Face à ce genre de constat, le chercheur Jean-Marc Moriceau regrette que l’on ait souvent l’impression que « seule l’entrée dans la Révolution industrielle » donnait droit au progrès. Or, selon J.M. Moriceau, il ne faut pas sous-estimer le XVIIIe siècle, marqué, lui aussi, par un certain dynamisme agricole, ni la période de 1560 à 1690, dont la stabilité ne devrait pas être associée à l’immobilité. Au contraire, selon J. M. Moriceau, c’est sur la base de cette stabilité que des progrès ont été possibles au XVIIIe siècle; et c’est en s’appuyant sur ces acquis-là que la « révolution » du XIXe et du XXe siècle a été réalisé (cf. Jean-Marc Moriceau: Terres Mouvantes. Les campagnes françaises du féodalisme à la mondialisation. XIIe-XIXe siècle. Fayard, Paris, 2002. page 33).
Ainsi, la « révolution » agricole ne serait pas le fruit de la Révolution industrielle, mais de plusieurs siècles de progrès agricoles. À l’inverse, il y a également certains qui remettent en cause que la Révolution industrielle aurait été alimentée par une révolution agricole. À ce titre, J.L.Lenhof affirme : « Aucun grand pays industriel d‘Europe, pas même la Grande-Bretagne, n‘a connu au XIXe siècle de révolution agricole, au sens d’une mécanisation de la production. La révolution industrielle a en effet été « nourrie » essentiellement grâce aux apports d’une pêche maritime intensifiée et grâce aux produits agricoles des « pays neufs » […] obtenus de façon extensive, sur des terres jusque-là vierges. » (cité selon Jean-Marc Moriceau, op. cit., page 62)

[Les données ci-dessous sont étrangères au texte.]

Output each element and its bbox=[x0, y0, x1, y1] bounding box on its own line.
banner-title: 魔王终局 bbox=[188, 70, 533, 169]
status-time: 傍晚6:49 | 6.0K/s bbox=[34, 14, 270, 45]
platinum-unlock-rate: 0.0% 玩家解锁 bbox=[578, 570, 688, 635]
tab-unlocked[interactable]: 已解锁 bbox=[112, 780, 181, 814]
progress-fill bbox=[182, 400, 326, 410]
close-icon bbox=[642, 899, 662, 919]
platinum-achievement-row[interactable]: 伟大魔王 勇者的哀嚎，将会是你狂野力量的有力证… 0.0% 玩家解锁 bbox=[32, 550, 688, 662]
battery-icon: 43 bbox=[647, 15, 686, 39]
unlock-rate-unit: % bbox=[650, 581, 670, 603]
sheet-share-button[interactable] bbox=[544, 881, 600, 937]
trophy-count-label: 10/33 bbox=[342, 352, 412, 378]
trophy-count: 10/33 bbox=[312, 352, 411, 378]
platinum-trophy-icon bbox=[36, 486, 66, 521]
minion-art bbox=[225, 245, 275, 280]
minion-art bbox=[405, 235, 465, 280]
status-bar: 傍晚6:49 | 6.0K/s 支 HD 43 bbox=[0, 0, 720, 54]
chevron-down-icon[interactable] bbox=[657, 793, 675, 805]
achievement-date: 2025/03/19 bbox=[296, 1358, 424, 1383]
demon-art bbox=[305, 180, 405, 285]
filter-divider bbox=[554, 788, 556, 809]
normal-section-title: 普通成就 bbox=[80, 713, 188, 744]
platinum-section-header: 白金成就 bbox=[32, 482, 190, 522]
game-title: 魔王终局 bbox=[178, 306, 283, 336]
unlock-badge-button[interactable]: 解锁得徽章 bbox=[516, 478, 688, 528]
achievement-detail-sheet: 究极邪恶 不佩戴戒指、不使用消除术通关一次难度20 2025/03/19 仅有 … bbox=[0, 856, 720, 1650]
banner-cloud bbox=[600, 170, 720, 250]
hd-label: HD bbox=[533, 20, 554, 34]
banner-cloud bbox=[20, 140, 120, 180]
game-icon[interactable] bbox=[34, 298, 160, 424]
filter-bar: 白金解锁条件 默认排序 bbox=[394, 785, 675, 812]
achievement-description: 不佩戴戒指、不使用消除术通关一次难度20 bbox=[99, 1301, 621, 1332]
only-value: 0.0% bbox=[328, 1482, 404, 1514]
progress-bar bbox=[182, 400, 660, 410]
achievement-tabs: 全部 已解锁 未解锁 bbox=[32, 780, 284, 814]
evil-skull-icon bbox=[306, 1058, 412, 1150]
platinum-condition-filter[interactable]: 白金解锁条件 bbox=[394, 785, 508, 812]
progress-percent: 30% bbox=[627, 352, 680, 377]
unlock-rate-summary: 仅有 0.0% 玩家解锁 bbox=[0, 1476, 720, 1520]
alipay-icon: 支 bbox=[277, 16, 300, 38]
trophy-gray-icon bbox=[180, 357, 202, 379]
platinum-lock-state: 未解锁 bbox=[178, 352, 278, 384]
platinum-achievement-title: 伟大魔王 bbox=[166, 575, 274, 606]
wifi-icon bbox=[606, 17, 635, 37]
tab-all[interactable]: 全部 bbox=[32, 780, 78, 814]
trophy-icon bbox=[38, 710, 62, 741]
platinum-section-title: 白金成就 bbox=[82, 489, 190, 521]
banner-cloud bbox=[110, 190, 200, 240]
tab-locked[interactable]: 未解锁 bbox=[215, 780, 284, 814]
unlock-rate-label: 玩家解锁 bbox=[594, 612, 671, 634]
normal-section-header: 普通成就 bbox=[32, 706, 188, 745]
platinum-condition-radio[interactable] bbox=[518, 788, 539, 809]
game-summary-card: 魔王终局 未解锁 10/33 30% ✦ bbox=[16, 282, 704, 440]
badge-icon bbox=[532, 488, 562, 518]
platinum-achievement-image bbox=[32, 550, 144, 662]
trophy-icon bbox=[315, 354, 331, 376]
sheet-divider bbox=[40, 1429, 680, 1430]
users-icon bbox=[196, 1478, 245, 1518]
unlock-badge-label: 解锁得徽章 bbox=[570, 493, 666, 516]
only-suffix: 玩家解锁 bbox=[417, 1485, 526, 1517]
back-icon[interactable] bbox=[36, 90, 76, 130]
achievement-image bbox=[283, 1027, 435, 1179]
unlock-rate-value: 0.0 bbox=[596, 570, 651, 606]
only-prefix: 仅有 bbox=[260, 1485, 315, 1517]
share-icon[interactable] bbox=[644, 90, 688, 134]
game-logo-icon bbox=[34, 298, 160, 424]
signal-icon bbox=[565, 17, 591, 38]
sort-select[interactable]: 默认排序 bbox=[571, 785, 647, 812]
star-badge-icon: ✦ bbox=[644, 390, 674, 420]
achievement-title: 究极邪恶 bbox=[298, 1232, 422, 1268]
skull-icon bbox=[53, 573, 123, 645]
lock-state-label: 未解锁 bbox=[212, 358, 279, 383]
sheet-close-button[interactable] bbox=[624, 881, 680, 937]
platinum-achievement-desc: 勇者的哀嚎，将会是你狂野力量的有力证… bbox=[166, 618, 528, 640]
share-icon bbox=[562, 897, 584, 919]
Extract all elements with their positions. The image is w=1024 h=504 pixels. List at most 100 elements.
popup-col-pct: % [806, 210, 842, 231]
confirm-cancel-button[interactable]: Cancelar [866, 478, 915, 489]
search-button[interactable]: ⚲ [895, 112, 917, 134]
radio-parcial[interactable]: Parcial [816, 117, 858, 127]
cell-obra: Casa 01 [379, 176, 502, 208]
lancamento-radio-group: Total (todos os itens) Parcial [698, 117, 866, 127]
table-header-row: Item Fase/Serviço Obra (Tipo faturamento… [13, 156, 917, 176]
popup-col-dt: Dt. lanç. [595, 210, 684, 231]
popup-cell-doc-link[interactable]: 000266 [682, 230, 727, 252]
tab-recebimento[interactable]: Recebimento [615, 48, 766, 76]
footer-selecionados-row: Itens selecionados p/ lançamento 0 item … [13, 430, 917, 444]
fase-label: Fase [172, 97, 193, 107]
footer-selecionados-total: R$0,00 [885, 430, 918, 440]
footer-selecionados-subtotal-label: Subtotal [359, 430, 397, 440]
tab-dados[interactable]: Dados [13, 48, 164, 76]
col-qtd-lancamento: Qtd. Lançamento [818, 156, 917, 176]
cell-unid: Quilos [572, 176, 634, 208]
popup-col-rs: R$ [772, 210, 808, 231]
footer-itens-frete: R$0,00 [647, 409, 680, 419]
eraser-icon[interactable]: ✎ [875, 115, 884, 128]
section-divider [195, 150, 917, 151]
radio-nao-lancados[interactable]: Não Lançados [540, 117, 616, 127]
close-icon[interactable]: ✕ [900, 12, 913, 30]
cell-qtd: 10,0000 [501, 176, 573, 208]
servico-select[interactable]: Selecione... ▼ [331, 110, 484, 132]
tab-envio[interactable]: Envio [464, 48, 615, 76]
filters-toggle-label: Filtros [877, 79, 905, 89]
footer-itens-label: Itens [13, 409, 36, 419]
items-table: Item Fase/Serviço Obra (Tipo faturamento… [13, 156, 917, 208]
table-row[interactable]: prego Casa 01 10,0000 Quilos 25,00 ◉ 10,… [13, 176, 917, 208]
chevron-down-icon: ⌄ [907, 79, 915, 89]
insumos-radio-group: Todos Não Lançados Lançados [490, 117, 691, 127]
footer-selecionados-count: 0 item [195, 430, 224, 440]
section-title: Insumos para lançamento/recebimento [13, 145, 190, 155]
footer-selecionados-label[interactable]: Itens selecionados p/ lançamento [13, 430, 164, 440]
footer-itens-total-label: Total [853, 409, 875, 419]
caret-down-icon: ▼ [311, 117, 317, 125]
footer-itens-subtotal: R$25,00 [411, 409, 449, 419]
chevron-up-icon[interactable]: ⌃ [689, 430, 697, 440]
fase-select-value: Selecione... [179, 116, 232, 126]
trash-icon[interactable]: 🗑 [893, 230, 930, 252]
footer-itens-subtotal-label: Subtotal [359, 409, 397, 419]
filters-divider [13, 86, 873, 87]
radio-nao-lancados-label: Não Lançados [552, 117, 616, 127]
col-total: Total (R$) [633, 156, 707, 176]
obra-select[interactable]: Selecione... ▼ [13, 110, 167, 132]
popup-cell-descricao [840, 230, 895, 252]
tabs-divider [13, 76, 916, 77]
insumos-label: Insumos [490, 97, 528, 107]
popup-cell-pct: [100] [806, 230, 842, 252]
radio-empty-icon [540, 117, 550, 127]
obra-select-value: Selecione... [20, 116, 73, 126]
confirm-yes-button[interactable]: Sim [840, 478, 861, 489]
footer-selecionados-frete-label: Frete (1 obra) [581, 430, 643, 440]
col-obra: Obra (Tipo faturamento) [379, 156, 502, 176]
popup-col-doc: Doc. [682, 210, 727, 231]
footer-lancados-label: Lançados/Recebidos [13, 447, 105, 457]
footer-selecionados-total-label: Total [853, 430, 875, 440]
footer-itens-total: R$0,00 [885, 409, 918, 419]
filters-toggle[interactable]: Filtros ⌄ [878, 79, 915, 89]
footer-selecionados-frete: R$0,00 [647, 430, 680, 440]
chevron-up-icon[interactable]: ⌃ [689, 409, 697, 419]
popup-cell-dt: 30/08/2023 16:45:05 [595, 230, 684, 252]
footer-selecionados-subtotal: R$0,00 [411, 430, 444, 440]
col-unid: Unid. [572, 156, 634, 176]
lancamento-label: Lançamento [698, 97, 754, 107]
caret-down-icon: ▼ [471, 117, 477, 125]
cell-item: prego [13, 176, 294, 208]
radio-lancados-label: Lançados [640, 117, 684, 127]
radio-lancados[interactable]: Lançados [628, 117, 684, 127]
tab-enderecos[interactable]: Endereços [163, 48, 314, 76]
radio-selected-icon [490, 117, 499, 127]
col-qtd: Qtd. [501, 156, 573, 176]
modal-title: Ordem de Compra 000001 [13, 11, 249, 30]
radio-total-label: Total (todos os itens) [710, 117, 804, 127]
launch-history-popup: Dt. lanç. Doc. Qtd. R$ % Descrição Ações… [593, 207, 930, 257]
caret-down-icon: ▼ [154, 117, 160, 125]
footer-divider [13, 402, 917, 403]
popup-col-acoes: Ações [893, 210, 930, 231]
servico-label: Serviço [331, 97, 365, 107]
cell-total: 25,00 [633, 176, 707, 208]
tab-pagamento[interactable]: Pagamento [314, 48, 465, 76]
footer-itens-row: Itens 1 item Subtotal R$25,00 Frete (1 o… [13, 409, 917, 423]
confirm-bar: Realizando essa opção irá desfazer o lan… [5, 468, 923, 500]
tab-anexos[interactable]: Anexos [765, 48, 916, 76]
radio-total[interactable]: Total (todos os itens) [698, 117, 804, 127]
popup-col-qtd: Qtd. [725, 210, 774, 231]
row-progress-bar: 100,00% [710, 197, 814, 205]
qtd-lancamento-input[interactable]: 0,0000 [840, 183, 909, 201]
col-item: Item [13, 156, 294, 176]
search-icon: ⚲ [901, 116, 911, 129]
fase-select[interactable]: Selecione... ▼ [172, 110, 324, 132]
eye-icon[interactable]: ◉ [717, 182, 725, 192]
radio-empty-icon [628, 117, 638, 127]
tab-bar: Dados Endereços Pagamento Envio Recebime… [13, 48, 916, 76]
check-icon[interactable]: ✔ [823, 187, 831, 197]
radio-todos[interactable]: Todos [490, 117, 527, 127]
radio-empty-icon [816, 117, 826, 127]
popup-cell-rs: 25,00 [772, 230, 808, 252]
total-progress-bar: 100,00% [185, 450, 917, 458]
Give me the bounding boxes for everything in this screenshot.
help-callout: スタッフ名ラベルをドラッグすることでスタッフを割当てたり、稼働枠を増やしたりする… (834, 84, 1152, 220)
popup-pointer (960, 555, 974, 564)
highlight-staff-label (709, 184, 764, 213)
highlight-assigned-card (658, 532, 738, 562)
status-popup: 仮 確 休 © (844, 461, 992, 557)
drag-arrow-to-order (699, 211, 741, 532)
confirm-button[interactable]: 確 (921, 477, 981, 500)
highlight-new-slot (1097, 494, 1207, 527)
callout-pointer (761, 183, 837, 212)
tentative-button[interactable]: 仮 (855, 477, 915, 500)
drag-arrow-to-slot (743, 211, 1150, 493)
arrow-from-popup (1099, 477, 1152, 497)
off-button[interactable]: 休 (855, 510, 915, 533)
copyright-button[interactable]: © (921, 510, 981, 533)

Conclusions sans harmonie parfaite
Toutefois, il ne serait pas inconcevable de contester ces hypothèses, par des analyses approfondies des pratiques et des changements structurels de l’histoire de l’agriculture, notamment au XIXe siècle. Cette discussion dialectique et détaillée ne peut pas s’effectuer dans le cadre restreint d’un blog, car elle nécessiterait plutôt des milliers de pages d’analyse. Néanmoins, ces premières réflexions peuvent d’ores et déjà nous servir d’exemple qui illustre plusieurs choses.
D’abord, il faut se méfier des réponses trop faciles et stéréotypées (par exemple « siècles de l’immobilisme total » versus « période minuscule de progrès énorme »); souvent, des concepts plus nuancés sont bien plus pertinents.
Par conséquent, il convient toujours de valoriser non seulement les prétendues « grandes révolutions », mais aussi les petits détails – en se cumulant et en persistant à travers le temps, ceux-ci peuvent gagner une force inattendue.
Enfin, tenons à l’esprit que, contrairement à certaines idées reçues, l’agriculture n’est pas une chose uniforme qui était là depuis toujours et qui sera également toujours là dans l’avenir. Au contraire, comme beaucoup de choses, l’agriculture change tous les jours, elle doit se réadapter sans cesse – et pour réussir ce défi, « c’est un combat de tous les jours », comme disait récemment le ministre Bruno Le Maire lors d'une réunion des Chambres d'agriculture.